RIDERED350r wrote: Sun Mar 12, 2023 7:36 amThe '73, '86, and '94 actions are completely different from one another in design. The '73 is a toggle link action and has no locking lugs and is the weakest of the three. The '86 has two large locking lugs, one on each side of the rear of the bolt and is by far the strongest of the three. The '94 has a single locking lug directly at the rear of the bolt and is a strong design but not as strong as the '86. The 1892 action is very similar to the '86 with two lugs along side the rear of the bolt, but scaled down for pistol sized cartridges.

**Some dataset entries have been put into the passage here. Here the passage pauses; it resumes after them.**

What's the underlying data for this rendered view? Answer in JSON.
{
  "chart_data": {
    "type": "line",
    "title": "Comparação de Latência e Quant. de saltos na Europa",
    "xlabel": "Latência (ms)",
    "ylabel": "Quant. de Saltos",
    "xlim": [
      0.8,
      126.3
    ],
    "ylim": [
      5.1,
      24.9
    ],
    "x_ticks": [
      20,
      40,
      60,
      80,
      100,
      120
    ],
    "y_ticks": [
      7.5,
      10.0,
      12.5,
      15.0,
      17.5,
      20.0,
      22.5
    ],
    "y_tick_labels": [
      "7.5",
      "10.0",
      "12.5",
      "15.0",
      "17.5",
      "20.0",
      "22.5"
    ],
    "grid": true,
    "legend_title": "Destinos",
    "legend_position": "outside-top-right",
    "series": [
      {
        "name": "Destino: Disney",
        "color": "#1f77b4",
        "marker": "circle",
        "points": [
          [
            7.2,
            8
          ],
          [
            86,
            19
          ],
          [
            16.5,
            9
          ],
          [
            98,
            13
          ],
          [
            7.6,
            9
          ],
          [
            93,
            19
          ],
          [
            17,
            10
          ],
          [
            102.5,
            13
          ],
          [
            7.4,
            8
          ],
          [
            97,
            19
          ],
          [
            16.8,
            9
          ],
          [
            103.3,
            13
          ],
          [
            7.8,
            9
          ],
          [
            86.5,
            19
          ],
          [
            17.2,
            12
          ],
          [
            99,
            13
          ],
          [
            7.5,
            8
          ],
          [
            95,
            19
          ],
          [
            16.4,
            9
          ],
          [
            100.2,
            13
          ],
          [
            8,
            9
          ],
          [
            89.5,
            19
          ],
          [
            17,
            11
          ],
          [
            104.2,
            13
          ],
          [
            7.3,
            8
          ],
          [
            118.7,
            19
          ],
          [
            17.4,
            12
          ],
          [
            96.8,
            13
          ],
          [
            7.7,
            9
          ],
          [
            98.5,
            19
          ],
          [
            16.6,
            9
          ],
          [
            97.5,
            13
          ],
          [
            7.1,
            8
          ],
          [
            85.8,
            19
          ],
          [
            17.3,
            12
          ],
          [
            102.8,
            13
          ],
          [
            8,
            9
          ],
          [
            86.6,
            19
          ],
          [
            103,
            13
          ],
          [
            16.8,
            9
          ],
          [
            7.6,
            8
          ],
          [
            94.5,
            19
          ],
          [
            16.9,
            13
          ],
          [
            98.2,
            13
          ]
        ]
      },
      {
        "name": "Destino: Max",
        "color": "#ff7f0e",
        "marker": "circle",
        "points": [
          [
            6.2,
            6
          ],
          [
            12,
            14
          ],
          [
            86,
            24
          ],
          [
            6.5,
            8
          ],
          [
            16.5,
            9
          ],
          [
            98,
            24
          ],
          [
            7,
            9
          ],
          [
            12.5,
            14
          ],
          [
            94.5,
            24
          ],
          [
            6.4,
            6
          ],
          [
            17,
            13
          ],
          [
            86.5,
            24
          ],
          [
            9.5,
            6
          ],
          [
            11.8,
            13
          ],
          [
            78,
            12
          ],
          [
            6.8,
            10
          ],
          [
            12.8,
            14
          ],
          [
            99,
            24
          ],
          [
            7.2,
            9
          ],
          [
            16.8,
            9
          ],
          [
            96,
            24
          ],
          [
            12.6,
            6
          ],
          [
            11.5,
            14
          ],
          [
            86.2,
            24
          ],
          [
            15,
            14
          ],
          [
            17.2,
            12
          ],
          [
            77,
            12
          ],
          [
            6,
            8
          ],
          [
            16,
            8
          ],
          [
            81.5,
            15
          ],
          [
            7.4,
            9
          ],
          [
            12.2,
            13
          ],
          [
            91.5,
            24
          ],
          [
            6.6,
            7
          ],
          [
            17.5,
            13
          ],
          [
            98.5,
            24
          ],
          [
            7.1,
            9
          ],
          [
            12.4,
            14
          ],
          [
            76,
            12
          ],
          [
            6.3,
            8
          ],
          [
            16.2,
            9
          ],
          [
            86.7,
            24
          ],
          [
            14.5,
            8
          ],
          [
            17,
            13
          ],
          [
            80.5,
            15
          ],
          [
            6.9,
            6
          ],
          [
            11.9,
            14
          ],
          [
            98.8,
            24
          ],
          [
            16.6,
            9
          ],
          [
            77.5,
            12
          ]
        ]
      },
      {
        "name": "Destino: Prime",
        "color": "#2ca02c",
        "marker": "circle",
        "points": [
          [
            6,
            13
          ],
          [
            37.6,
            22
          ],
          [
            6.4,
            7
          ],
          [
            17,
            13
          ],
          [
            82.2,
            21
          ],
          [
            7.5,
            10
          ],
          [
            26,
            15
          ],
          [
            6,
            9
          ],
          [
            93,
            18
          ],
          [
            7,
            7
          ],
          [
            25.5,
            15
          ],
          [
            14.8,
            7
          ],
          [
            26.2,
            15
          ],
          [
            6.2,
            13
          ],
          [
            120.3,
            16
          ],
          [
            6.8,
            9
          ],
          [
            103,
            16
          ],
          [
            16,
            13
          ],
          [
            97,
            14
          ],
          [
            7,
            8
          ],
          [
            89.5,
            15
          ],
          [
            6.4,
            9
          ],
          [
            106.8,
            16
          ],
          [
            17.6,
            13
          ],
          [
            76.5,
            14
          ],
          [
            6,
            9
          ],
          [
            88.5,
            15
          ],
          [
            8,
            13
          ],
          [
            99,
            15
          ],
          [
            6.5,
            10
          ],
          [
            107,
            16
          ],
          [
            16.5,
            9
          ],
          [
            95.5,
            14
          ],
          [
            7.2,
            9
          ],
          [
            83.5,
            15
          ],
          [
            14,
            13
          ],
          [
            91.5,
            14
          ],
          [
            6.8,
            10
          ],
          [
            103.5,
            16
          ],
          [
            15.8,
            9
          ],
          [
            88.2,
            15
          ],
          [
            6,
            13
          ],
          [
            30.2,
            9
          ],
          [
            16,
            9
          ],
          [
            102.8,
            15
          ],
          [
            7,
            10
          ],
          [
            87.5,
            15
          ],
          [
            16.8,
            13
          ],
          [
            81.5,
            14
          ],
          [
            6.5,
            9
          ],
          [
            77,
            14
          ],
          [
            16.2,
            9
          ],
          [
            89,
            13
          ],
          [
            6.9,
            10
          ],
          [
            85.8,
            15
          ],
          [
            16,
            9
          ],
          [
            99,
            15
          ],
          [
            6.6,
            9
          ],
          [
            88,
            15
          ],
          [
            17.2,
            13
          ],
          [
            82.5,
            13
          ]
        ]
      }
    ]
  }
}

The similarity in design to the '86 makes it a very strong action.
Griff wrote: Sun Mar 12, 2023 4:25 pm The Winchester 94 vs the Marlin 336 strength is possibly affected by the shape and retention of the bolt in either rifle enjoys. Whereas the Winchester has a basically square bolt, with two "ribs" down each side, the Marlin is basically round and only contained within the action by the channel inside the receiver. The two ribs of the Winchester bolt ride in a groove down each frame rail for the entire length of the bolt. Whereas the Marlin is only supported on the top & side of the bolt for most of the bolt's length and fully supported at the rear. Which is an improvement over the 1983 Marlin. The Marlin's locking lug only engages the bottom half of the bolt, vs the Winchester which engages approx. ¾ of the Winchester's bolt from the top down. (The only place it doesn't reside in contact with the locking lub is the angled bottom ¼ of the Winchester's bolt. The Winchester's receiver also has a web in the rear of the action, just behind the locking lug, holding the locking lug area together. I don't recall what internal structures are in the Marlin 336 action, so won't speculate.
Thank you gentlemen! I learned a lot from this thread, I am glad I started it.